Так было во все 13-летие жизни их в Тобольске. Редкий день не бывал Павел Сергеевич в фонвизинском доме. И не угасала его любовь. А для Натальи Дмитриевны, преодолевшей её во имя долга, он так и остался - тоже на всю жизнь - духовным братом, другом, к которому она - первому и единственному обращалась за советом, помощью, поддержкой, кому открывала тайники души своей.
Фонвизины ранее других декабристов в 1853 году получили разрешение вернуться на родину. А через год Михаила Александровича не стало. Тяжело пережила его смерть декабристская семья. Когда боль утраты ослабела, не мог, вероятно, не помышлять о союзе с любимой П.С. Бобрищев-Пушкин. Но узнает, что другая любовь уже завладела пылким сердцем Натальи Дмитриевны к И.И. Пущину. Любовь взаимна, но так уж устроена Н.Д. Фонвизина, что не может жить без этакого романтического виража. Она пишет в Сибирь длинные письма, но нередко адресат получает их после прочтения и одобрения П.С. Пушкина. Наталья Дмитриевна не решается на брак с Пущиным без благословения Павла Сергеевича. Ее терзают размышления о поздних её и Ивана Ивановича летах, болезнях и т. д. Эти письма-терзания перемежаются с пылкими, "юными" посланиями. То готова идти под венец, то ревнует, то уверена в необходимости принести в жертву Пущину свою свободу, то бичует себя раскаянием. Большой Жанно на этих гигантских эмоциональных качелях чувствует себя беспомощно, как ребенок. Павлу Сергеевичу не остается иного, как прийти им на помощь.

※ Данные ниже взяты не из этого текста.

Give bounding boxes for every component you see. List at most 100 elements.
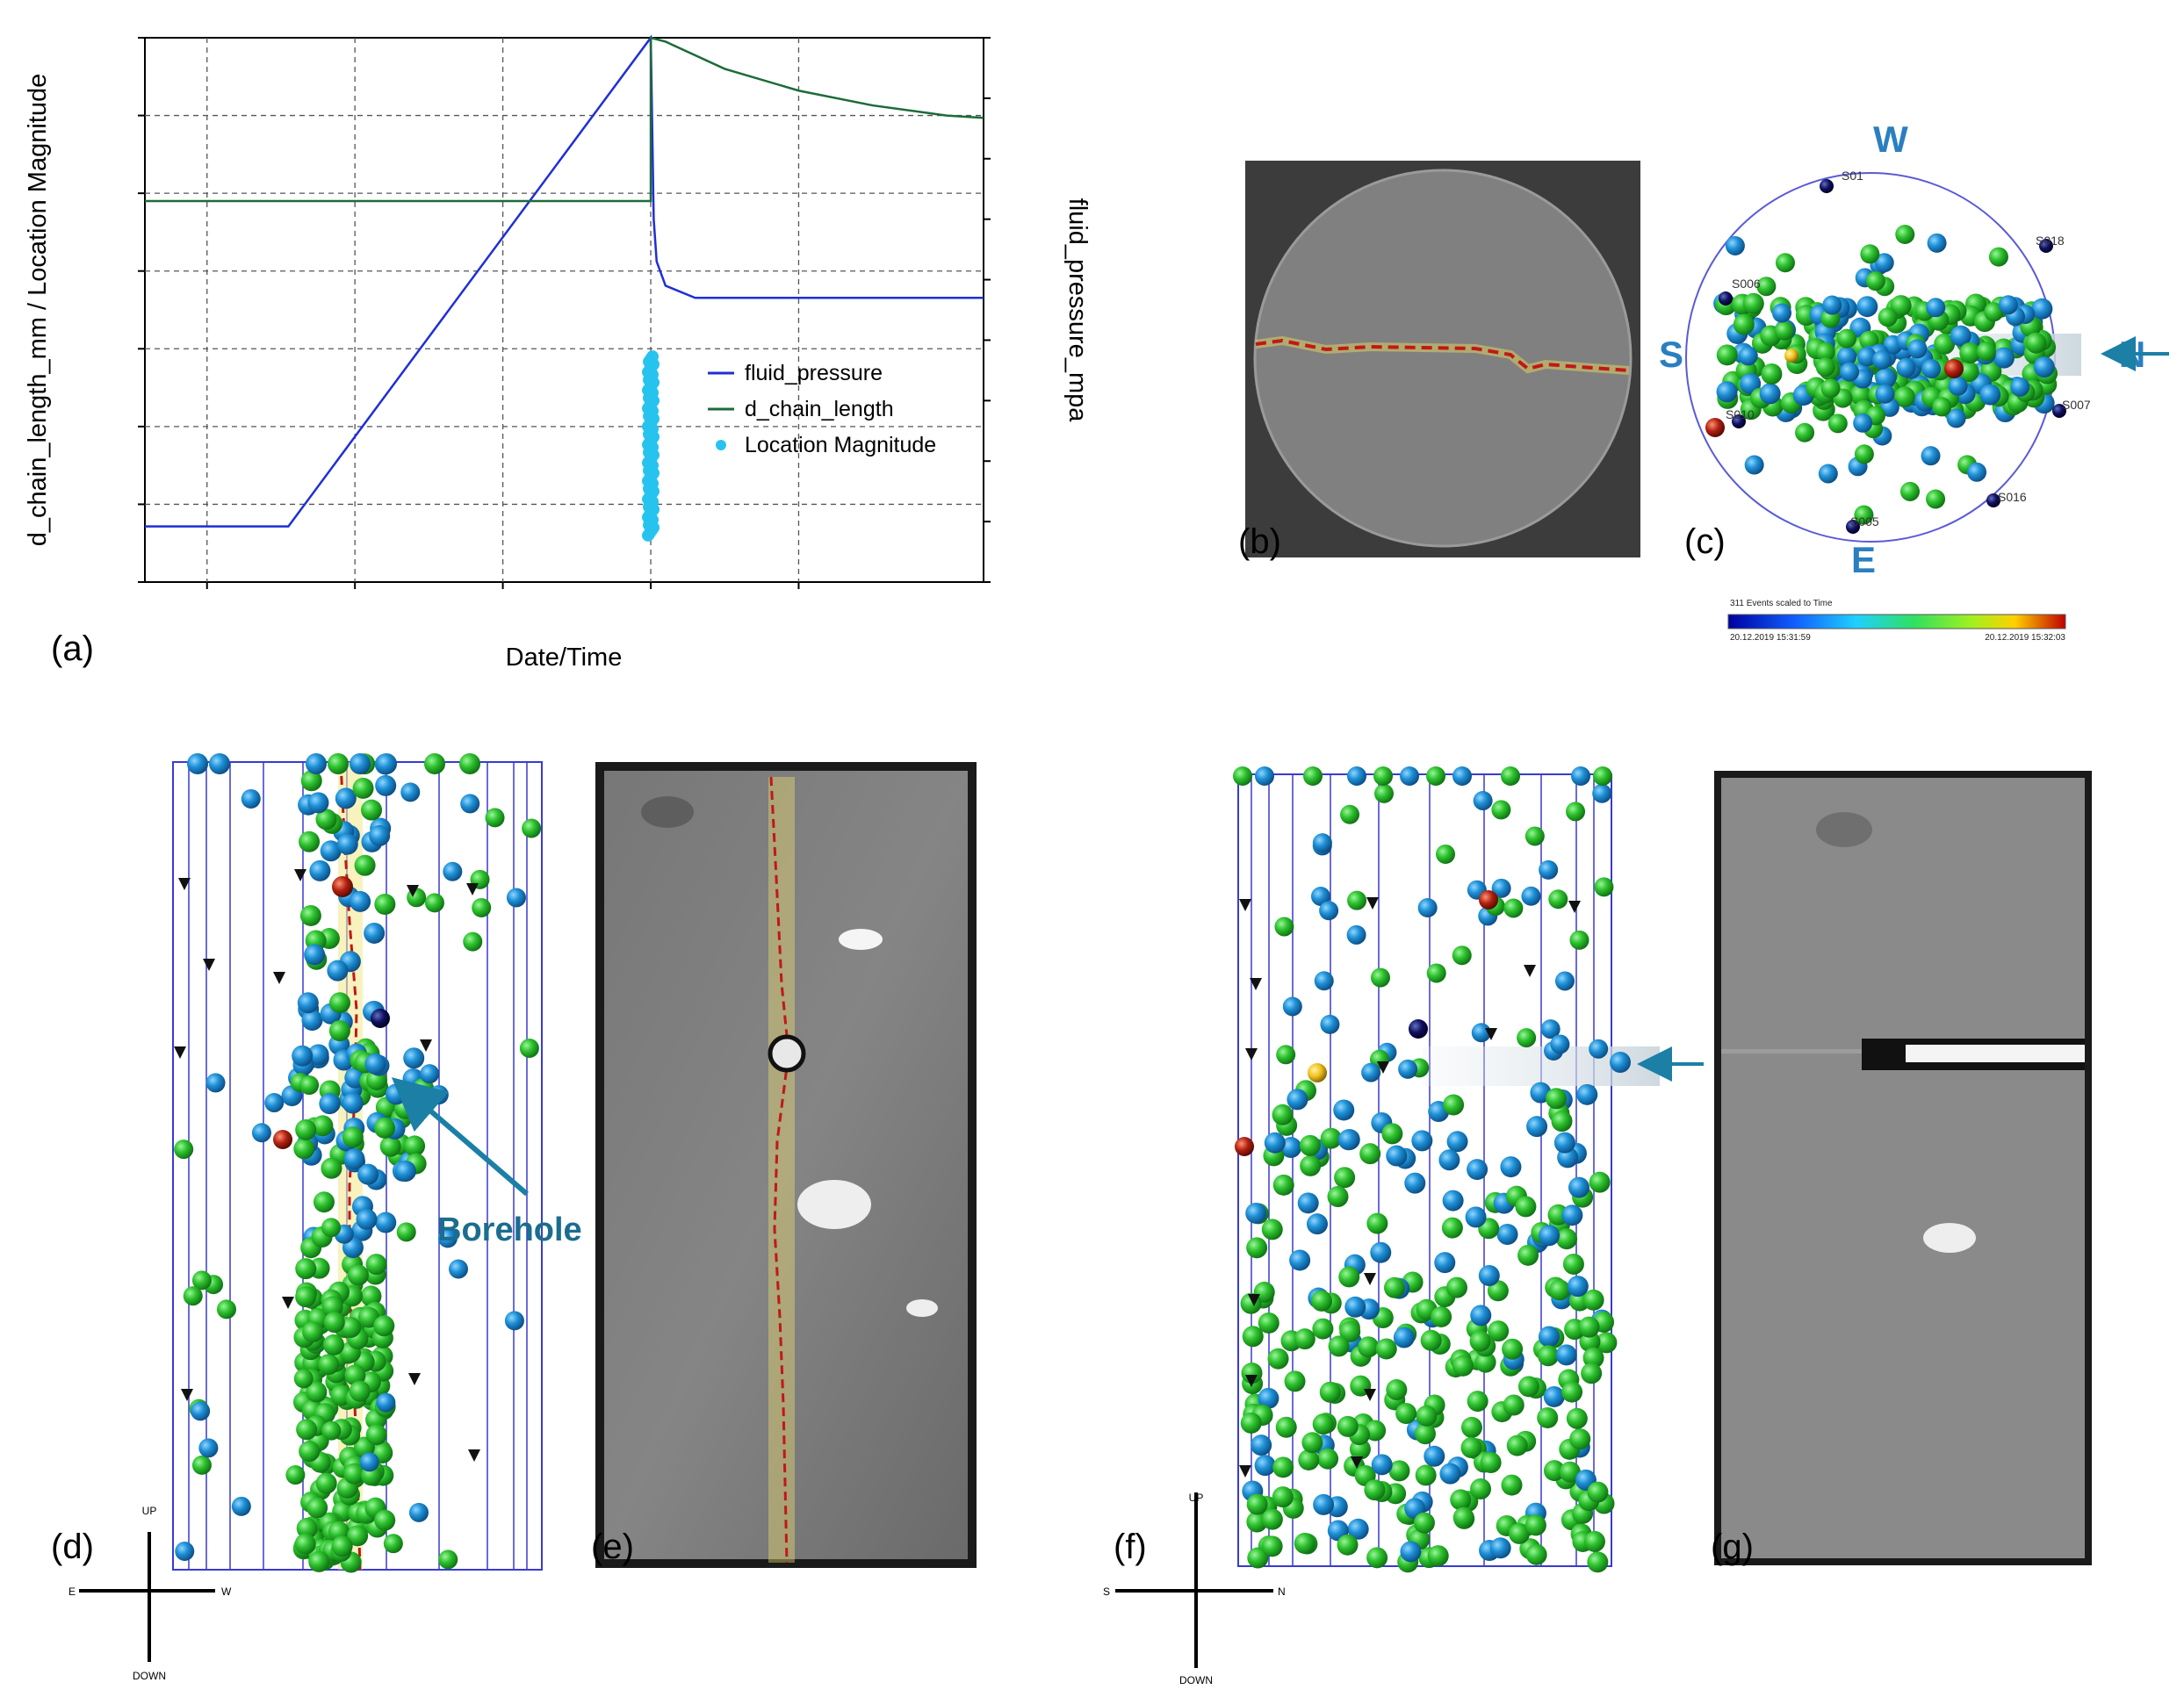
event-sphere: [1934, 333, 1956, 355]
event-sphere: [1846, 520, 1860, 534]
legend-location-magnitude: Location Magnitude: [745, 433, 936, 457]
event-sphere: [1312, 833, 1332, 853]
event-sphere: [293, 1369, 314, 1389]
event-sphere: [460, 794, 480, 814]
event-sphere: [1738, 346, 1758, 366]
event-sphere: [1815, 342, 1835, 362]
event-sphere: [1361, 1062, 1381, 1082]
event-sphere: [1582, 1289, 1604, 1311]
event-sphere: [321, 1157, 342, 1179]
event-sphere: [1294, 1532, 1315, 1554]
sensor-marker-icon: [174, 1046, 186, 1059]
event-sphere: [321, 1218, 342, 1238]
event-sphere: [1561, 1204, 1583, 1226]
sensor-marker-icon: [1250, 978, 1262, 990]
event-sphere: [1460, 1437, 1482, 1459]
event-sphere: [1501, 766, 1520, 786]
event-sphere: [1976, 342, 1996, 362]
event-sphere: [1500, 1156, 1522, 1178]
event-sphere: [463, 931, 483, 952]
event-sphere: [1251, 1435, 1272, 1456]
event-sphere: [1921, 359, 1942, 379]
event-sphere: [1364, 1479, 1386, 1501]
event-sphere: [315, 809, 337, 831]
event-sphere: [1491, 800, 1511, 820]
event-sphere: [1261, 1535, 1283, 1557]
event-sphere: [1298, 1449, 1320, 1470]
event-sphere: [1502, 1338, 1524, 1360]
event-sphere: [1275, 1416, 1297, 1438]
event-sphere: [1442, 1190, 1464, 1212]
event-sphere: [331, 1535, 353, 1557]
event-sphere: [1594, 877, 1614, 897]
event-sphere: [1280, 1137, 1302, 1159]
event-sphere: [1593, 766, 1612, 786]
event-sphere: [1540, 1019, 1561, 1039]
event-sphere: [1436, 844, 1456, 864]
event-sphere: [307, 792, 329, 814]
event-sphere: [327, 960, 349, 982]
event-sphere: [1567, 1276, 1589, 1298]
event-sphere: [1393, 1327, 1415, 1348]
event-sphere: [1744, 455, 1764, 475]
event-sphere: [1370, 967, 1390, 988]
event-sphere: [1366, 1547, 1388, 1569]
event-sphere: [1465, 1206, 1487, 1228]
event-sphere: [1756, 277, 1777, 297]
event-sphere: [400, 782, 421, 802]
event-sphere: [191, 1455, 212, 1475]
event-sphere: [1358, 1336, 1380, 1358]
event-sphere: [1416, 1405, 1438, 1427]
event-sphere: [1370, 1241, 1392, 1263]
event-sphere: [1424, 1445, 1445, 1467]
event-sphere: [198, 1438, 219, 1458]
event-sphere: [1258, 1312, 1279, 1334]
event-sphere: [1473, 791, 1493, 811]
event-sphere: [347, 1264, 369, 1286]
event-sphere: [1427, 1545, 1449, 1567]
event-sphere: [1365, 1420, 1387, 1442]
event-sphere: [304, 944, 326, 966]
left-axis-label: d_chain_length_mm / Location Magnitude: [24, 74, 52, 546]
event-sphere: [420, 1064, 440, 1084]
event-sphere: [1926, 298, 1946, 318]
event-sphere: [1795, 422, 1815, 442]
axis-up: UP: [142, 1505, 157, 1517]
event-sphere: [1581, 1363, 1603, 1384]
sensor-label-c-5: S006: [1732, 277, 1761, 291]
event-sphere: [1306, 1213, 1328, 1235]
sensor-marker-icon: [1364, 1273, 1376, 1285]
event-sphere: [1596, 1332, 1618, 1354]
event-sphere: [1550, 1034, 1570, 1054]
event-sphere: [318, 1354, 340, 1376]
event-sphere: [1740, 373, 1762, 395]
event-sphere: [1311, 1290, 1333, 1312]
event-sphere: [205, 1073, 226, 1093]
event-sphere: [1246, 1493, 1268, 1515]
sensor-marker-icon: [1248, 1294, 1260, 1306]
event-sphere: [1488, 1320, 1510, 1342]
event-sphere: [1967, 462, 1987, 482]
event-sphere: [1373, 766, 1393, 786]
event-sphere: [1827, 413, 1848, 434]
dark-inclusion: [1816, 812, 1872, 847]
event-sphere: [1258, 1387, 1279, 1409]
bright-inclusion: [839, 929, 883, 950]
event-sphere: [1242, 1326, 1264, 1348]
event-sphere: [1554, 971, 1575, 991]
event-sphere: [1503, 898, 1524, 918]
sensor-marker-icon: [203, 959, 215, 971]
event-sphere: [1246, 1237, 1268, 1259]
event-sphere: [1515, 1196, 1537, 1218]
sensor-marker-icon: [1351, 1456, 1363, 1469]
event-sphere: [343, 1463, 365, 1485]
event-sphere: [364, 1053, 386, 1075]
event-sphere: [191, 1270, 212, 1291]
axis-down: DOWN: [133, 1670, 166, 1682]
event-sphere: [1346, 924, 1366, 945]
event-sphere: [1761, 363, 1783, 385]
event-sphere: [1957, 361, 1979, 383]
location-magnitude-point: [646, 350, 660, 363]
event-sphere: [306, 1497, 328, 1519]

"Вид твой, сестра моя любезная, очернен и умален, но господин души твоей когда-нибудь придет и оденет тебя в прежнюю красу твою. Насчет Ивана мое мнение, как прежде, так и теперь, - одно и то же. Прежде твоих борений ведь ты была уверена, что жребий относился к нему. Предайся воле Божьей, и ты успокоишься".
Он хлопочет о соединении друзей. С его благословения Н.Д. Фонвизина в 1856 году предпринимает тайную - не только для властей, но и для друзей - и небезопасную поездку в Сибирь, навестить декабристов, главное же повидаться с Пущиным. Но и после этого следует год терзаний, надежд и неуверенности Натальи Дмитриевны. Павел Сергеевич умиротворяет, обнадеживает, успокаивает и любимую, и Ивана Ивановича. Не собственное чувство, но счастье друзей ему важнее всего.
7 мая 1857 года он пишет Пущину: "В полулистке от 11 апреля ты говоришь, что знаешь мою сильную к ней привязанность.